I think most people have felt rejected at some time in some circumstance. The severity and impact of those experiences can vary all the way from relatively minor in the outer sense to outright violence and harm. No matter how we see the degree of impact, any feeling of rejection deserves love, care, and healing. Rejection is an open door to learn to love ourselves more fully. We get to move our understanding of identity to a much deeper level. We begin to realize what it means to be an expression of God, to carry within and with us the essence of God’s very nature. Feeling that power and strength shows us the world through a different lens. Rejection starts to look like what it really is–the fears of another person projected upon us. Rejection really is not about us. What freedom lives in that truth!


This matters. It matters first and foremost because to live fully, we need to feel God’s love flowing into us, circulating through us, and expressing out into the world. The wound of rejection can keep us blocking that flow. Second this matters because there’s a lot of rejection and divisiveness going around lately. A lot of fear is being projected onto other people. This is hurtful. Those projected fears tell people they are not OK, that they are not enough, that they do not belong.

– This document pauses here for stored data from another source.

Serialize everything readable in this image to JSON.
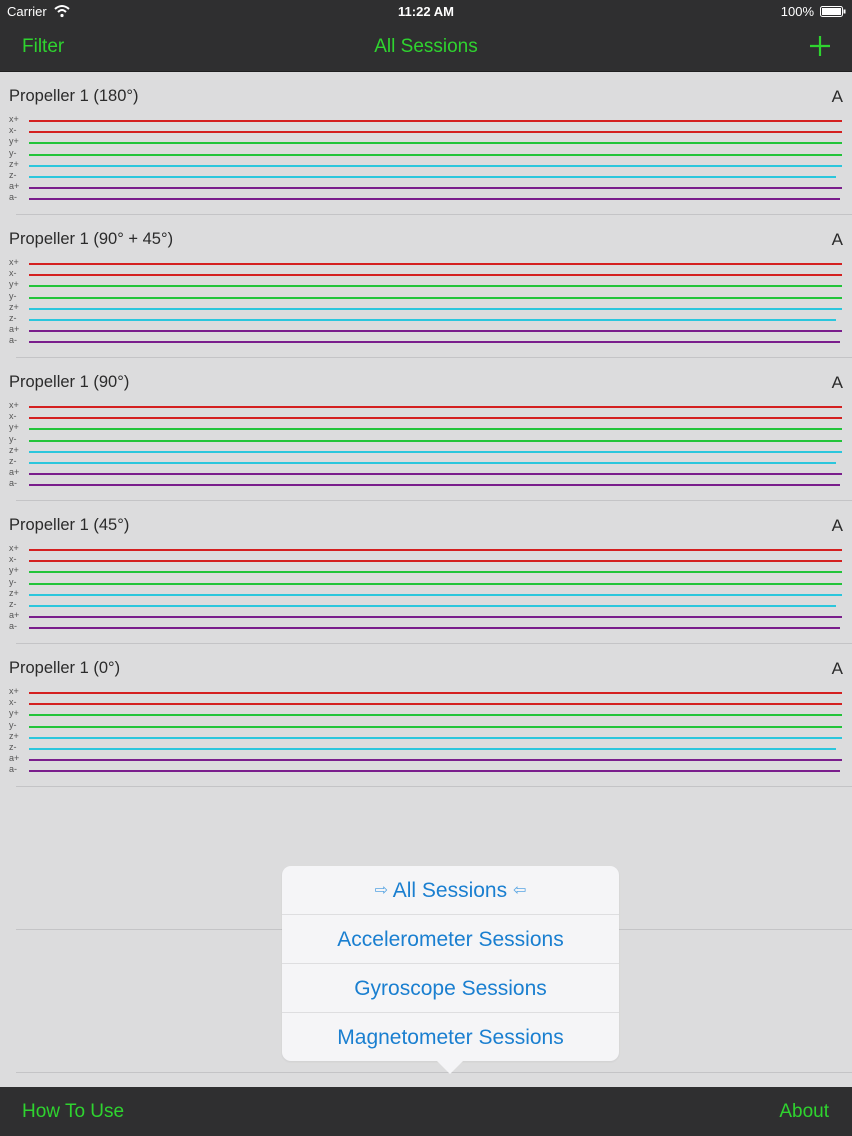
{
  "status_bar": {
    "carrier": "Carrier",
    "time": "11:22 AM",
    "battery": "100%"
  },
  "nav_bar": {
    "filter_label": "Filter",
    "title": "All Sessions",
    "add_icon": "plus-icon",
    "accent_color": "#2fd32f"
  },
  "axis_colors": {
    "x": "#d42020",
    "y": "#22c43a",
    "z": "#2bc6dc",
    "a": "#7a1e8c"
  },
  "sessions": [
    {
      "title": "Propeller 1 (180°)",
      "badge": "A",
      "axes": [
        {
          "label": "x+",
          "color_key": "x"
        },
        {
          "label": "x-",
          "color_key": "x"
        },
        {
          "label": "y+",
          "color_key": "y"
        },
        {
          "label": "y-",
          "color_key": "y"
        },
        {
          "label": "z+",
          "color_key": "z"
        },
        {
          "label": "z-",
          "color_key": "z"
        },
        {
          "label": "a+",
          "color_key": "a"
        },
        {
          "label": "a-",
          "color_key": "a"
        }
      ]
    },
    {
      "title": "Propeller 1 (90° + 45°)",
      "badge": "A",
      "axes": [
        {
          "label": "x+",
          "color_key": "x"
        },
        {
          "label": "x-",
          "color_key": "x"
        },
        {
          "label": "y+",
          "color_key": "y"
        },
        {
          "label": "y-",
          "color_key": "y"
        },
        {
          "label": "z+",
          "color_key": "z"
        },
        {
          "label": "z-",
          "color_key": "z"
        },
        {
          "label": "a+",
          "color_key": "a"
        },
        {
          "label": "a-",
          "color_key": "a"
        }
      ]
    },
    {
      "title": "Propeller 1 (90°)",
      "badge": "A",
      "axes": [
        {
          "label": "x+",
          "color_key": "x"
        },
        {
          "label": "x-",
          "color_key": "x"
        },
        {
          "label": "y+",
          "color_key": "y"
        },
        {
          "label": "y-",
          "color_key": "y"
        },
        {
          "label": "z+",
          "color_key": "z"
        },
        {
          "label": "z-",
          "color_key": "z"
        },
        {
          "label": "a+",
          "color_key": "a"
        },
        {
          "label": "a-",
          "color_key": "a"
        }
      ]
    },
    {
      "title": "Propeller 1 (45°)",
      "badge": "A",
      "axes": [
        {
          "label": "x+",
          "color_key": "x"
        },
        {
          "label": "x-",
          "color_key": "x"
        },
        {
          "label": "y+",
          "color_key": "y"
        },
        {
          "label": "y-",
          "color_key": "y"
        },
        {
          "label": "z+",
          "color_key": "z"
        },
        {
          "label": "z-",
          "color_key": "z"
        },
        {
          "label": "a+",
          "color_key": "a"
        },
        {
          "label": "a-",
          "color_key": "a"
        }
      ]
    },
    {
      "title": "Propeller 1 (0°)",
      "badge": "A",
      "axes": [
        {
          "label": "x+",
          "color_key": "x"
        },
        {
          "label": "x-",
          "color_key": "x"
        },
        {
          "label": "y+",
          "color_key": "y"
        },
        {
          "label": "y-",
          "color_key": "y"
        },
        {
          "label": "z+",
          "color_key": "z"
        },
        {
          "label": "z-",
          "color_key": "z"
        },
        {
          "label": "a+",
          "color_key": "a"
        },
        {
          "label": "a-",
          "color_key": "a"
        }
      ]
    }
  ],
  "filter_popover": {
    "selected_marker_left": "⇨",
    "selected_marker_right": "⇦",
    "items": [
      {
        "label": "All Sessions",
        "selected": true
      },
      {
        "label": "Accelerometer Sessions",
        "selected": false
      },
      {
        "label": "Gyroscope Sessions",
        "selected": false
      },
      {
        "label": "Magnetometer Sessions",
        "selected": false
      }
    ],
    "text_color": "#1a7fd0"
  },
  "tab_bar": {
    "how_to_use_label": "How To Use",
    "about_label": "About"
  }
}
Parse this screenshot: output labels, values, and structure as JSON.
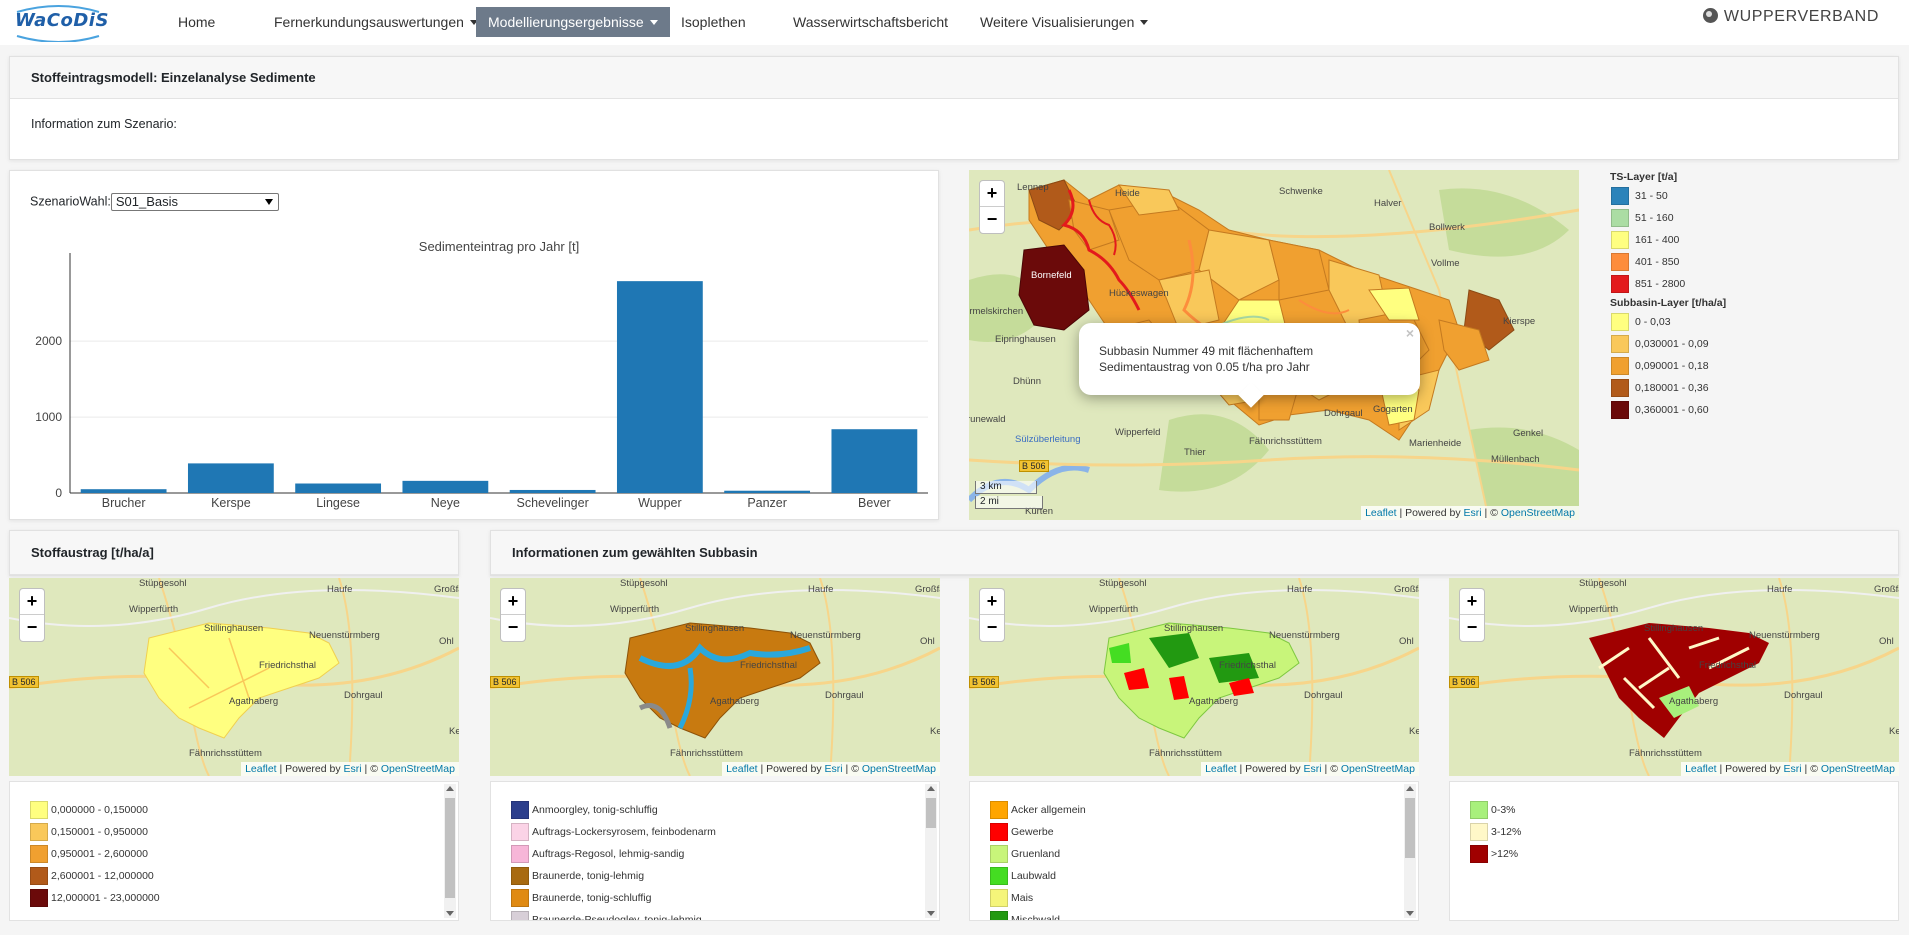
{
  "nav": {
    "logo_text": "WaCoDiS",
    "items": [
      {
        "label": "Home",
        "dropdown": false,
        "active": false
      },
      {
        "label": "Fernerkundungsauswertungen",
        "dropdown": true,
        "active": false
      },
      {
        "label": "Modellierungsergebnisse",
        "dropdown": true,
        "active": true
      },
      {
        "label": "Isoplethen",
        "dropdown": false,
        "active": false
      },
      {
        "label": "Wasserwirtschaftsbericht",
        "dropdown": false,
        "active": false
      },
      {
        "label": "Weitere Visualisierungen",
        "dropdown": true,
        "active": false
      }
    ],
    "brand": "WUPPERVERBAND"
  },
  "top_card": {
    "title": "Stoffeintragsmodell: Einzelanalyse Sedimente",
    "info": "Information zum Szenario:"
  },
  "scenario": {
    "label": "SzenarioWahl:",
    "selected": "S01_Basis"
  },
  "chart_data": {
    "type": "bar",
    "title": "Sedimenteintrag pro Jahr [t]",
    "categories": [
      "Brucher",
      "Kerspe",
      "Lingese",
      "Neye",
      "Schevelinger",
      "Wupper",
      "Panzer",
      "Bever"
    ],
    "values": [
      50,
      390,
      125,
      160,
      40,
      2790,
      30,
      840
    ],
    "yticks": [
      0,
      1000,
      2000
    ],
    "ylim": [
      0,
      2950
    ],
    "color": "#1f77b4"
  },
  "main_map": {
    "zoom_in": "+",
    "zoom_out": "−",
    "scale_km": "3 km",
    "scale_mi": "2 mi",
    "labels": [
      "Lennep",
      "Halver",
      "Schwenke",
      "Bollwerk",
      "Vollme",
      "Ermelskirchen",
      "Eipringhausen",
      "Dhünn",
      "Hückeswagen",
      "Wipperfeld",
      "Thier",
      "Fähnrichsstüttem",
      "Dohrgaul",
      "Kierspe",
      "Genkel",
      "Müllenbach",
      "Marienheide",
      "Sülzüberleitung",
      "B 506",
      "Kürten",
      "runewald",
      "Heide",
      "Bornefeld",
      "Gogarten"
    ],
    "popup": {
      "line1": "Subbasin Nummer 49 mit flächenhaftem",
      "line2": "Sedimentaustrag von 0.05 t/ha pro Jahr",
      "close": "×"
    },
    "attribution": {
      "leaflet": "Leaflet",
      "sep1": " | Powered by ",
      "esri": "Esri",
      "sep2": " | © ",
      "osm": "OpenStreetMap"
    }
  },
  "main_legend": {
    "ts_title": "TS-Layer [t/a]",
    "ts_items": [
      {
        "label": "31 - 50",
        "color": "#2b83ba"
      },
      {
        "label": "51 - 160",
        "color": "#abdda4"
      },
      {
        "label": "161 - 400",
        "color": "#ffff80"
      },
      {
        "label": "401 - 850",
        "color": "#fd8d3c"
      },
      {
        "label": "851 - 2800",
        "color": "#e31a1c"
      }
    ],
    "sub_title": "Subbasin-Layer [t/ha/a]",
    "sub_items": [
      {
        "label": "0 - 0,03",
        "color": "#ffff80"
      },
      {
        "label": "0,030001 - 0,09",
        "color": "#f9c85a"
      },
      {
        "label": "0,090001 - 0,18",
        "color": "#f0a030"
      },
      {
        "label": "0,180001 - 0,36",
        "color": "#b15a1a"
      },
      {
        "label": "0,360001 - 0,60",
        "color": "#6b0a0a"
      }
    ]
  },
  "bottom_left": {
    "title": "Stoffaustrag [t/ha/a]",
    "legend": [
      {
        "label": "0,000000 - 0,150000",
        "color": "#ffff80"
      },
      {
        "label": "0,150001 - 0,950000",
        "color": "#f9c85a"
      },
      {
        "label": "0,950001 - 2,600000",
        "color": "#f0a030"
      },
      {
        "label": "2,600001 - 12,000000",
        "color": "#b15a1a"
      },
      {
        "label": "12,000001 - 23,000000",
        "color": "#6b0a0a"
      }
    ]
  },
  "bottom_right": {
    "title": "Informationen zum gewählten Subbasin",
    "soil_legend": [
      {
        "label": "Anmoorgley, tonig-schluffig",
        "color": "#2c3e8c"
      },
      {
        "label": "Auftrags-Lockersyrosem, feinbodenarm",
        "color": "#fbd3e6"
      },
      {
        "label": "Auftrags-Regosol, lehmig-sandig",
        "color": "#f7b6d8"
      },
      {
        "label": "Braunerde, tonig-lehmig",
        "color": "#a86a10"
      },
      {
        "label": "Braunerde, tonig-schluffig",
        "color": "#e08a12"
      },
      {
        "label": "Braunerde-Pseudogley, tonig-lehmig",
        "color": "#d8cfd8"
      }
    ],
    "landuse_legend": [
      {
        "label": "Acker allgemein",
        "color": "#ffa500"
      },
      {
        "label": "Gewerbe",
        "color": "#ff0000"
      },
      {
        "label": "Gruenland",
        "color": "#c8f57a"
      },
      {
        "label": "Laubwald",
        "color": "#44dd22"
      },
      {
        "label": "Mais",
        "color": "#f5f57a"
      },
      {
        "label": "Mischwald",
        "color": "#229911"
      }
    ],
    "slope_legend": [
      {
        "label": "0-3%",
        "color": "#a8f07c"
      },
      {
        "label": "3-12%",
        "color": "#fff8c8"
      },
      {
        "label": ">12%",
        "color": "#a00000"
      }
    ]
  },
  "small_maps": {
    "labels": [
      "Wipperfürth",
      "Stillinghausen",
      "Neuenstürmberg",
      "Friedrichsthal",
      "Agathaberg",
      "Dohrgaul",
      "Fähnrichsstüttem",
      "Haufe",
      "Großfa",
      "Ohl",
      "B 506",
      "Stüpgesohl",
      "Ke"
    ]
  }
}
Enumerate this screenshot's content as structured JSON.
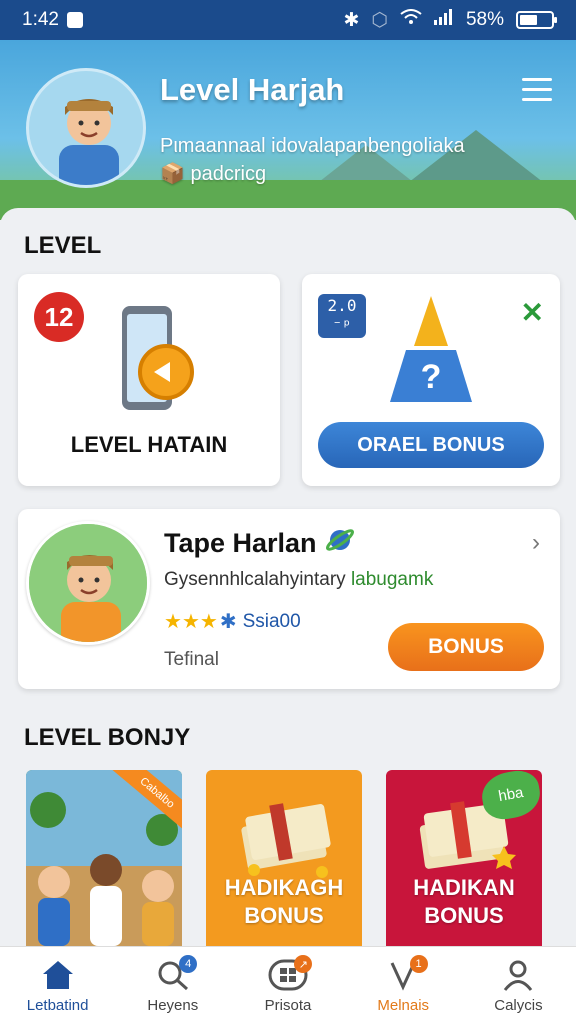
{
  "status_bar": {
    "time": "1:42",
    "battery": "58%",
    "battery_level": 0.58
  },
  "header": {
    "title": "Level Harjah",
    "subtitle_line1": "Pιmaannaal idovalapanbengoliaka",
    "subtitle_line2": "padcricg",
    "menu_icon": "hamburger-menu-icon"
  },
  "level_section": {
    "title": "LEVEL",
    "card_left": {
      "badge": "12",
      "label": "LEVEL HATAIN",
      "icon": "phone-coin-icon"
    },
    "card_right": {
      "badge": "2.0\n⁻ᵖ",
      "button": "ORAEL BONUS",
      "icon": "mystery-box-icon",
      "close_icon": "close-icon"
    }
  },
  "profile_card": {
    "name": "Tape Harlan",
    "description": "Gysennhlcalahyintary",
    "description_highlight": "labugamk",
    "stars": 3,
    "rating_label": "Ssia00",
    "subtext": "Tefinal",
    "button": "BONUS"
  },
  "bonus_section": {
    "title": "LEVEL BONJY",
    "tiles": [
      {
        "kind": "photo",
        "ribbon": "Cabalbo",
        "color": "#4f8f3c"
      },
      {
        "line1": "HADIKAGH",
        "line2": "BONUS",
        "color": "#f39a1f"
      },
      {
        "line1": "HADIKAN",
        "line2": "BONUS",
        "color": "#c8153b",
        "badge": "hba"
      }
    ]
  },
  "bottom_nav": [
    {
      "label": "Letbatind",
      "icon": "home-icon",
      "active": true
    },
    {
      "label": "Heyens",
      "icon": "search-icon",
      "badge": "4"
    },
    {
      "label": "Prisota",
      "icon": "grid-icon",
      "badge": "↗"
    },
    {
      "label": "Melnais",
      "icon": "gift-icon",
      "badge": "1"
    },
    {
      "label": "Calycis",
      "icon": "profile-icon"
    }
  ]
}
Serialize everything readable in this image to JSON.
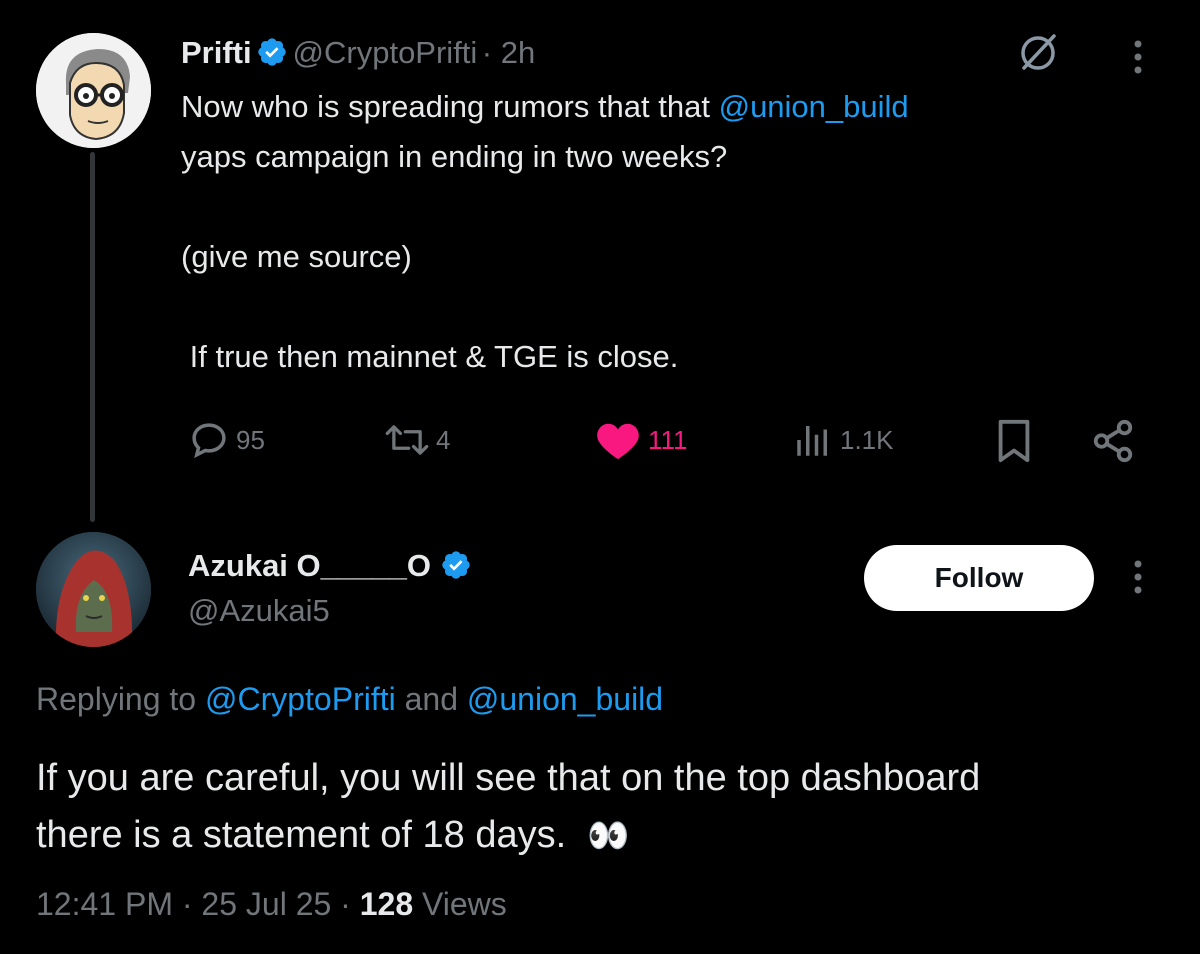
{
  "original_tweet": {
    "author_name": "Prifti",
    "author_handle": "@CryptoPrifti",
    "time_ago": "· 2h",
    "text_line1_pre": "Now who is spreading rumors that that ",
    "text_line1_mention": "@union_build",
    "text_line2": "yaps campaign in ending in two weeks?",
    "text_line3": "(give me source)",
    "text_line4": " If true then mainnet & TGE is close.",
    "stats": {
      "replies": "95",
      "reposts": "4",
      "likes": "111",
      "views": "1.1K"
    }
  },
  "reply_tweet": {
    "author_name": "Azukai O_____O",
    "author_handle": "@Azukai5",
    "follow_label": "Follow",
    "replying_prefix": "Replying to ",
    "replying_to_1": "@CryptoPrifti",
    "replying_and": " and ",
    "replying_to_2": "@union_build",
    "text_line1": "If you are careful, you will see that on the top dashboard",
    "text_line2": "there is a statement of 18 days.",
    "emoji": "👀",
    "time": "12:41 PM",
    "date": "25 Jul 25",
    "views_count": "128",
    "views_label": "Views"
  },
  "colors": {
    "background": "#000000",
    "text": "#e7e9ea",
    "secondary": "#71767b",
    "link": "#1d9bf0",
    "like": "#f91880"
  }
}
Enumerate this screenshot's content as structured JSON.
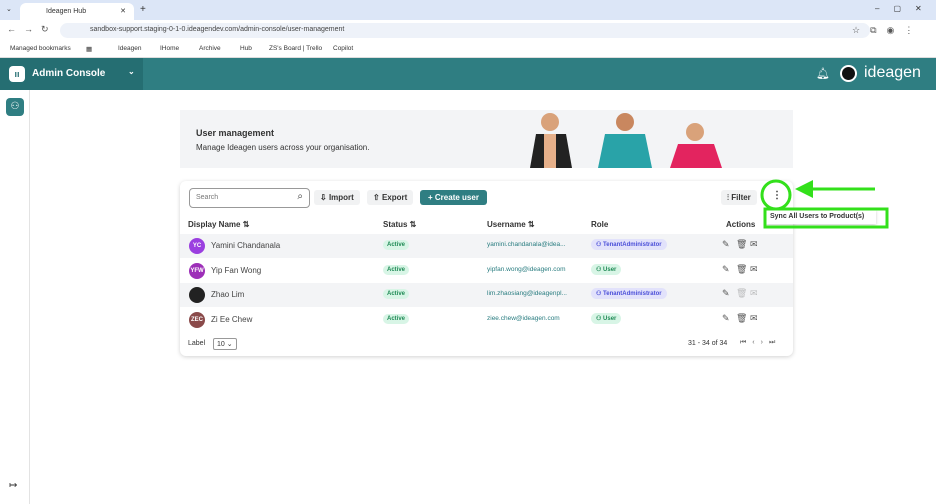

As we let God’s love heal our own rejection wound, we find the power within us to shine love and clarity to others. We see their worthiness. From our wholeness comes the spiritual muscle to radiate and broadcast the message loud and clear–you are OK, you are enough, you do belong. Outer differences are causes for celebration–God’s creativity in action. Our inner spirit makes us One. The ancient Sufi mystic Rumi put it best, “Lamps are different, but light is the same.” We all belong.